Michael A. Mora: ‘Perfect Storm:’ Crypto Litigation Surging

Extract from Michael Mora’s article “‘Perfect Storm:’ Crypto Litigation Surging”

In February, Luan Pham Doan received an unsolicited message on WhatsApp. The sender introduced herself as “Tina.” Over the next couple of weeks, their conversations deepened into something resembling friendship. Tina encouraged Doan to trade in Bitcoin, promising high returns and led him to believe he had personal control over his wallet.

It began with $100.

Doan transferred more money from his other financial accounts to a website recommended by Tina, and by the time he attempted to withdraw his gains, he had invested $10 million. He believed he now held nearly $50 million, until Tina told him a 1% fee (or $500,000) was required to unlock his funds. If he didn’t pay up, she warned, the penalty would rise to $50,000 per day.

“This appears to be a straight up scam that would be of interest to criminal authorities, but it is being handled civilly,” said Mark E. Bini, a partner in New York at Reed Smith’s global regulatory enforcement division and an ex-prosecutor of financial and corporate crime at the U.S. Attorney’s office in the Eastern District of New York and the Middle District of Florida.
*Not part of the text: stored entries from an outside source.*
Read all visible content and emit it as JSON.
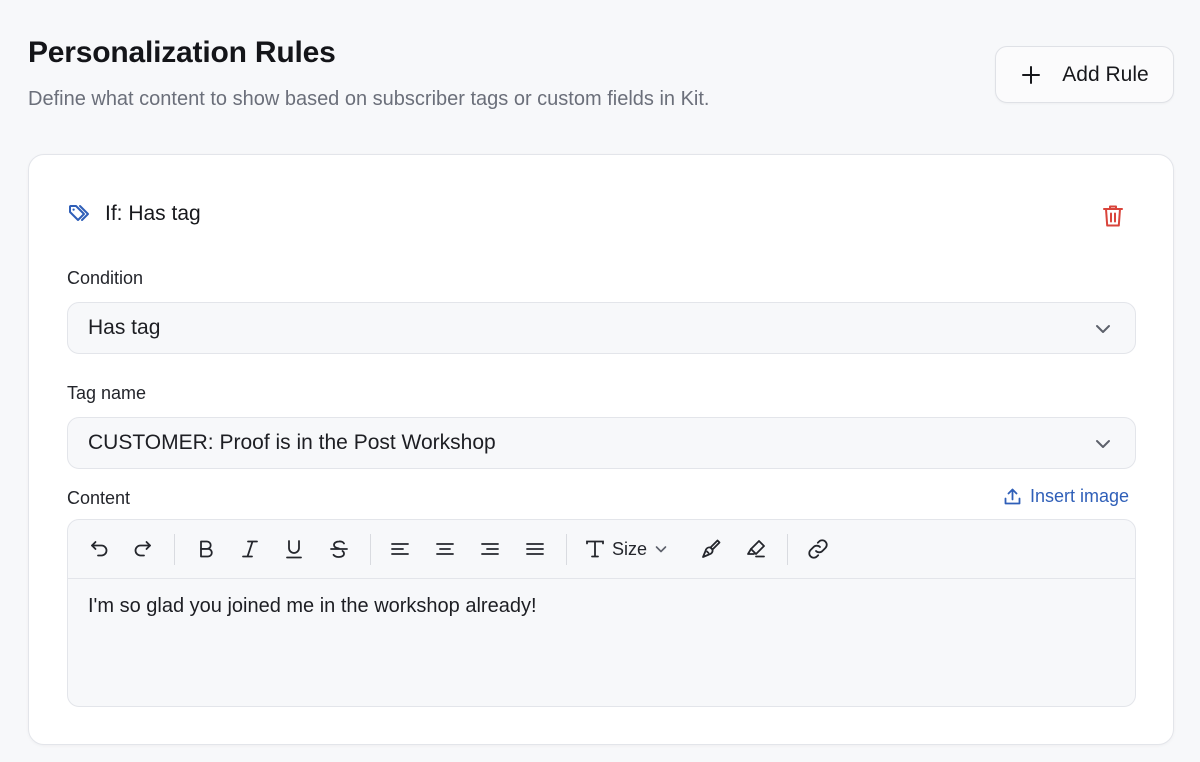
{
  "header": {
    "title": "Personalization Rules",
    "subtitle": "Define what content to show based on subscriber tags or custom fields in Kit.",
    "add_rule_label": "Add Rule"
  },
  "rule": {
    "title": "If: Has tag",
    "condition_label": "Condition",
    "condition_value": "Has tag",
    "tag_label": "Tag name",
    "tag_value": "CUSTOMER: Proof is in the Post Workshop",
    "content_label": "Content",
    "insert_image_label": "Insert image",
    "content_text": "I'm so glad you joined me in the workshop already!"
  },
  "toolbar": {
    "size_label": "Size",
    "buttons": [
      "undo-icon",
      "redo-icon",
      "bold-icon",
      "italic-icon",
      "underline-icon",
      "strikethrough-icon",
      "align-left-icon",
      "align-center-icon",
      "align-right-icon",
      "align-justify-icon",
      "text-size-icon",
      "text-color-icon",
      "highlight-icon",
      "link-icon"
    ]
  },
  "colors": {
    "accent": "#2f5fb8",
    "danger": "#d9443b",
    "background": "#f7f8fa",
    "card": "#ffffff"
  }
}
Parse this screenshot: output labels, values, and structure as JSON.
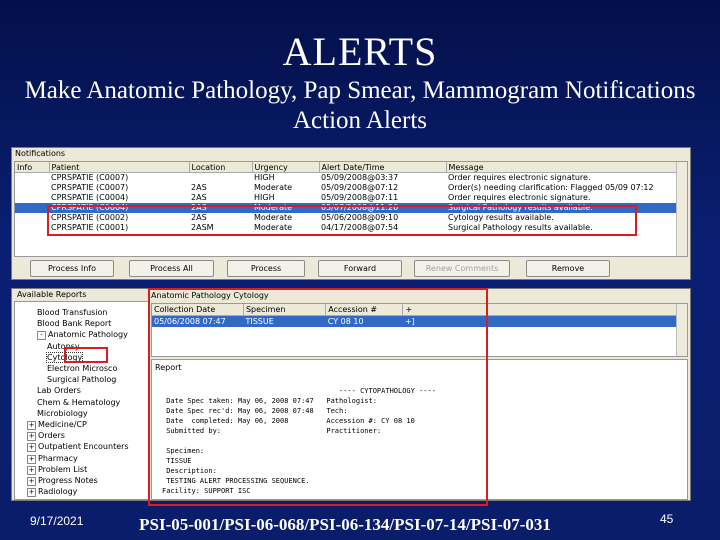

This alleged scheme is an increasingly common species of financial fraud colloquially referred to as “pig butchering,” named for the process of grooming victims like livestock, fattened emotionally and financially before the final blow.

And experts say a combination of increased investment in crypto and decreased criminal and regulatory enforcement creates a ripe environment for litigation.

But Doan pushed back, and has since retained investigators who claimed they traced nearly $6 million of the investment to six wallets.